TAM MUASIR BİR FİTNEYE ULAŞAN İSLAM ÜLKELERİ!

Evet değerli Söz okurları…

Günümüzde İslam dünyası üzerine çöken bir fitne-fesat bulutları, yoğunlaşan bunalma ve dumanlı havanın varlığı gerçekten adeta bir kurtlar sofrasına dönüştü.

Hani demişler ya, “Kurtlar daima dumanlı havadan faydalanır”

Günümüzdeki olup bitenler adeta İslam ülkelerinin başına gelmekte olan fitneler silsilesinin uzantısı hala da devam ediyor; ama nereye ulaşacağı da belli değil.

Elbette ki bu hayra alamet değil.

Yukarıda anlattığım gibi bu muasır fitnenin başını çeken bugünkü Suriye baas partisi.

Ama bugüne münhasır değil.                                                            

1965’lerden bugüne dek devam ede gelen solcu, Marksist, inançsız bir baas partisinin varlığı ve onun başında bulunan mezhepçi, Rafızî, Dürzî, Nusayri Esed ailesidir.

Bağdat’ta da aynı Baas Partisi’nin başını çeken ve kurdurulup, yıllar yılı dumanlı bir fitne havası olarak Bağdat’ın üzerine çöktürülen yine bir  ‘Baasçılık Anlayışı’nın başını çağımızın zalim diktatörü Saddam Hüseyin çekiyordu.

Bunun da başını çeken sol Marksist, inançsız bir baas partinin varlığı söz konusu ise de, ondaki mezhepçilik, Rafızicilik, Dürzilik veya Nusayri olma durumunda değildi.

Ancak o da solcu komünist, inançsız bir Rusya’nın ve daha doğrusu köken olarak dayandığı nokta İsrail Siyonistleri’nin bir köle ve piyonuydu ve oraya dayanıyordu.

Her iki ülkenin de çağdaş fitne unsuru mutlak bir deccaliyetti ve kendi ülke halkıyla acımasızca kavga yapmaktı ve ülkeyi kan ve gözyaşları içine sürükleyip o mezalim kan gölünün içinde boğdurmaktı.

Netice her şeyden evvel gerek Irak olsun, gerek Suriye olsun bugün o halkın hali pür melaline bakıldığında insan, gerçekten çağdaş bir insan kavramının varlığından endişe ediyor, kuşkuyla bakmak zorunda kalıyor.

* * *

Evet, bugün Suriye’ye bakıyoruz.

Her Allah’ın günü içinde çocuk, kadın, yaşlıların da bulunduğu yüzlerce insanın bir hiç uğruna acımasızca katledilmesi ve sözüm ona çağdaş medeni dünyanın uzaktan bakıp seyretmesi, insanlığı ve dünyayı kıyametin yaklaşmasına doğru götürme alâmetifarikaları olmasıdır, diye düşünmek gerekir.

Ve bu hal, bu tavır “İslam’ın bildirdiği bazı önemli ve büyük kıyamet alametlerinin gelmesine işarettir” diye düşünmemek elde değildir.

Zira kıyamet alametlerinin en önemli olanlardan birisi de deccal fitnesinin ayaklanmasıdır ve ona karşı Hz.
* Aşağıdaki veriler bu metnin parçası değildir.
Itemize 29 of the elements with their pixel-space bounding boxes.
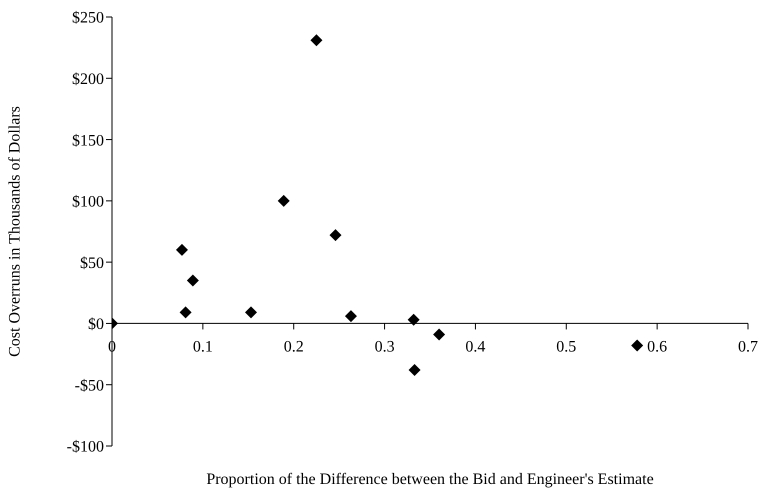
y-tick-label: -$100 [66,438,104,456]
point [180,306,192,318]
point [245,306,258,318]
x-tick-label: 0.3 [374,338,395,356]
x-axis-title: Proportion of the Difference between the Bid and Engineer's Estimate [206,471,654,488]
x-tick-label: 0.5 [556,338,576,356]
point [330,229,342,242]
x-tick-label: 0.1 [192,338,213,356]
y-tick-label: $150 [72,132,104,150]
y-tick-label: $50 [80,254,104,272]
x-tick-label: 0.6 [647,338,668,356]
y-axis-title: Cost Overruns in Thousands of Dollars [6,106,24,357]
point [310,34,322,46]
point [631,339,644,352]
point [408,314,420,326]
point [278,194,290,207]
y-tick-label: $250 [72,10,104,27]
y-tick-label: -$50 [74,377,104,394]
point [408,364,421,376]
x-tick-label: 0.4 [465,338,486,356]
point [344,310,357,322]
y-tick-label: $0 [88,316,104,334]
y-tick-label: $100 [72,194,104,211]
x-tick-label: 0.7 [738,338,758,356]
x-tick-label: 0.2 [284,338,304,356]
point [176,244,188,256]
y-tick-label: $200 [72,70,104,88]
point [433,328,446,340]
point [186,274,199,287]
Mehdi’nin gelmesiyle Hz. İsa’nın da göklerden nüzul edip Şam’a gelmesidir.

Oradaki mevcut olan deccaliyet fitnesinin unsurlarıyla mücadele etmesidir ve Şam’da bulunan İslam deccalını öldürüp, yok etmesidir.

Bu Hadis-i Şerif’in ana kaynağı tüm Hadis kütüklerinde, kitaplarında mevcuttur.

Özellikle bu Hadise gerçek yorum getiren ve manasından çıkarıp açığa koyan yine çağımızın en büyük İslam allamelerinden Üstat Bediüzzaman Hazretlerinin “Beşinci Şua” isimli eserinde mevcuttur.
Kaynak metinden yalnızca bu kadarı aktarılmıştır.